Abba Pachomius, a third-century monk living in the Egyptian desert, once stuck his walking stick in the ground and told a fellow monk to water the stick.  The monk thought this was madness, but water the stick he did.  Each day, he faithfully returned to his task, watering a walking stick in the desert.  But then, one day, the stick began to sprout leaves.

This is a story traditionally told in Christian monasteries as a lesson in patience, obedience, and dedication.  Who knows how long it will take, but water the stick and one day you might be watering a tree.

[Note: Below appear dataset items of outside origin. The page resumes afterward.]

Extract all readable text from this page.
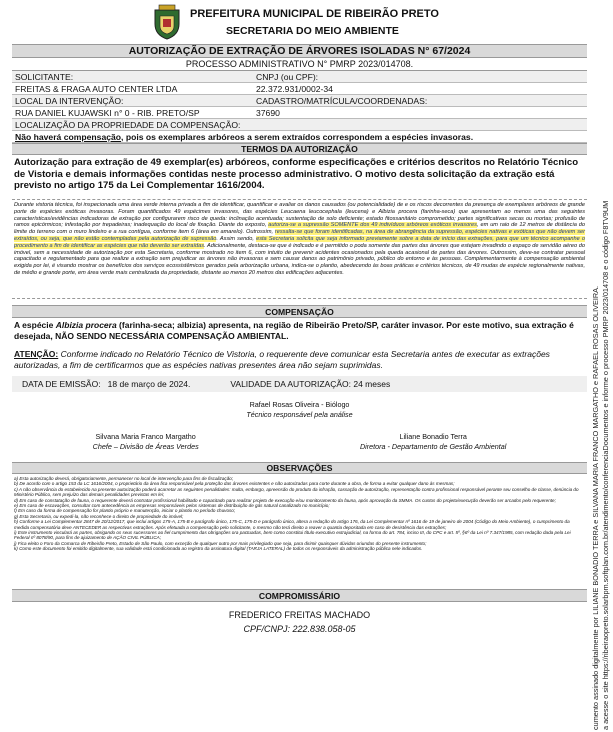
PREFEITURA MUNICIPAL DE RIBEIRÃO PRETO
SECRETARIA DO MEIO AMBIENTE
AUTORIZAÇÃO DE EXTRAÇÃO DE ÁRVORES ISOLADAS N° 67/2024
PROCESSO ADMINISTRATIVO N° PMRP 2023/014708.
SOLICITANTE:	CNPJ (ou CPF):
FREITAS & FRAGA AUTO CENTER LTDA	22.372.931/0002-34
LOCAL DA INTERVENÇÃO:	CADASTRO/MATRÍCULA/COORDENADAS:
RUA DANIEL KUJAWSKI n° 0 - RIB. PRETO/SP	37690
LOCALIZAÇÃO DA PROPRIEDADE DA COMPENSAÇÃO:
Não haverá compensação, pois os exemplares arbóreos a serem extraídos correspondem a espécies invasoras.
TERMOS DA AUTORIZAÇÃO
Autorização para extração de 49 exemplar(es) arbóreos, conforme especificações e critérios descritos no Relatório Técnico de Vistoria e demais informações contidas neste processo administrativo. O motivo desta solicitação da extração está previsto no artigo 175 da Lei Complementar 1616/2004.
Durante vistoria técnica, foi inspecionada uma área verde interna privada a fim de identificar, quantificar e avaliar os danos causados (ou potencialidade) de e os riscos decorrentes da presença de exemplares arbóreos de grande porte de espécies exóticas invasoras. Foram quantificados 49 espécimes invasores, das espécies Leucaena leucocephala (leucena) e Albizia procera (farinha-seca) que apresentam ao menos uma das seguintes características/evidências indicadoras de extração por configurarem risco de queda: inclinação acentuada; sustentação de solo deficiente; estado fitossanitário comprometido; partes significativas secas ou mortas; profusão de ramos epicórmicos; infestação por trepadeiras; inadequação do local de fixação. Diante do exposto, autoriza-se a supressão SOMENTE dos 49 indivíduos arbóreos exóticos invasores, em um raio de 12 metros de distância do limite do terreno com o muro lindeiro e a rua contígua, conforme item 6 (área em amarelo). Outrossim, ressalta-se que foram identificadas, na área de abrangência da supressão, espécies nativas e exóticas que não devem ser extraídos, ou seja, que não estão contempladas pela autorização de supressão. Assim sendo, esta Secretaria solicita que seja informado previamente sobre a data de início das extrações, para que um técnico acompanhe o procedimento a fim de identificar as espécies que não deverão ser extraídas. Adicionalmente, destaca-se que é indicado e é permitido o poda somente das partes das árvores que estejam invadindo o espaço de servidão aéreo do imóvel, sem a necessidade de autorização por esta Secretaria, conforme mostrado no item 6, com intuito de prevenir acidentes ocasionados pela queda acasional de partes das árvores. Outrossim, deve-se contratar pessoal capacitado e regulamentado para que realize a extração sem prejudicar as árvores não invasoras e sem causar danos ao patrimônio privado, público do entorno e às pessoas. Complementarmente à compensação ambiental exigida por lei, é visando mostrar os benefícios dos serviços ecossistêmicos gerados pela arborização urbana, indica-se o plantio, abedecendo às boas práticas e critérios técnicos, de 49 mudas de espécie regionalmente nativas, de médio e grande porte, em área verde mais centralizada da propriedade, distante ao menos 20 metros das edificações adjacentes.
COMPENSAÇÃO
A espécie Albizia procera (farinha-seca; albizia) apresenta, na região de Ribeirão Preto/SP, caráter invasor. Por este motivo, sua extração é desejada, NÃO SENDO NECESSÁRIA COMPENSAÇÃO AMBIENTAL.
ATENÇÃO: Conforme indicado no Relatório Técnico de Vistoria, o requerente deve comunicar esta Secretaria antes de executar as extrações autorizadas, a fim de certificarmos que as espécies nativas presentes área não sejam suprimidas.
DATA DE EMISSÃO: 18 de março de 2024.	VALIDADE DA AUTORIZAÇÃO: 24 meses
Rafael Rosas Oliveira - Biólogo
Técnico responsável pela análise
Silvana Maria Franco Margatho
Chefe – Divisão de Áreas Verdes
Liliane Bonadio Terra
Diretora - Departamento de Gestão Ambiental
OBSERVAÇÕES
a) Esta autorização deverá, obrigatoriamente, permanecer no local de intervenção para fins de fiscalização;
b) De acordo com o artigo 153 da LC 1616/2004, o proprietário da área fica responsável pela proteção das árvores existentes e não autorizadas para corte durante a obra, de forma a evitar qualquer dano às mesmas;
c) A não observância do estabelecido na presente autorização poderá acarretar as seguintes penalidades: multa, embargo, apreensão do produto da infração, cassação de autorização, representação contra profissional responsável perante seu conselho de classe, denúncia do Ministério Público, sem prejuízo das demais penalidades previstas em lei;
d) Em caso de constatação de fauna, o requerente deverá contratar profissional habilitado e capacitado para realizar projeto de execução e/ou monitoramento da fauna, após aprovação da SMMA. Os custos do projeto/execução deverão ser arcados pelo requerente;
e) Em caso de escavações, consultar com antecedência as empresas responsáveis pelos sistemas de distribuição de gás natural canalizado no município;
f) Em caso da forma de compensação for plantio próprio e manutenção, iniciar o plantio no período chuvoso;
g) Esta Secretaria, ou expedi-la, não reconhece o direito de propriedade do imóvel;
h) Conforme a Lei Complementar 2847 de 20/12/2017, que inclui artigos 175-A, 175-B e parágrafo único, 175-C, 175-D e parágrafo único, altera a redação do artigo 176, da Lei Complementar nº 1616 de 19 de janeiro de 2004 (Código do Meio Ambiente), o cumprimento da medida compensatória deve ANTECEDER as respectivas extrações. Após efetuada a compensação pelo solicitante, o mesmo não terá direito a reaver a quantia depositada em caso de desistência das extrações;
i) Este instrumento vinculará as partes, obrigando os seus sucessores ao fiel cumprimento das obrigações ora pactuadas, bem como constitui título executivo extrajudicial, na forma do art. 784, inciso III, do CPC e art. 5º, §6º da Lei nº 7.347/1985, com redação dada pela Lei Federal nº 8078/90, para fins de ajuizamento de AÇÃO CIVIL PÚBLICA;
j) Fica eleito o Foro da Comarca de Ribeirão Preto, Estado de São Paulo, com exceção de qualquer outro por mais privilegiado que seja, para dirimir quaisquer dúvidas oriundas do presente instrumento;
k) Como este documento foi emitido digitalmente, sua validade está condicionada ao registro da assinatura digital (TARJA LATERAL) de todos os responsáveis da administração pública nele indicados.
COMPROMISSÁRIO
FREDERICO FREITAS MACHADO
CPF/CNPJ: 222.838.058-05	cumento assinado digitalmente por LILIANE BONADIO TERRA e SILVANA MARIA FRANCO MARGATHO e RAFAEL ROSAS OLIVEIRA. a acesse o site https://ribeiraopreto.solarbpm.softplan.com.br/atendimento/conferenciaDocumentos e informe o processo PMRP 2023/014708 e o código F8TV9UM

Amma Synclectica put it another way: A hen who does not sit on her eggs will hatch no chickens.

These sayings of the Desert Fathers and Mothers kept me grounded and focused while I wrote my dissertation.  They kept me going when I was lost in woods of research and writing.

Water the stick…  Water the stick…

I return to this often in my life to remind myself to attend to the process instead of the result.  For example, if I want to be a writer, I must write.  And write.  And write.  That’s what this blog is for.

Water the stick….  Water the stick….

Hopefully, one day, I’ll find that the stick has become a tree.  But really I hope that I will find joy in the watering.  That’s really the point of Abba Pachomius’ lesson: the joy is in the process.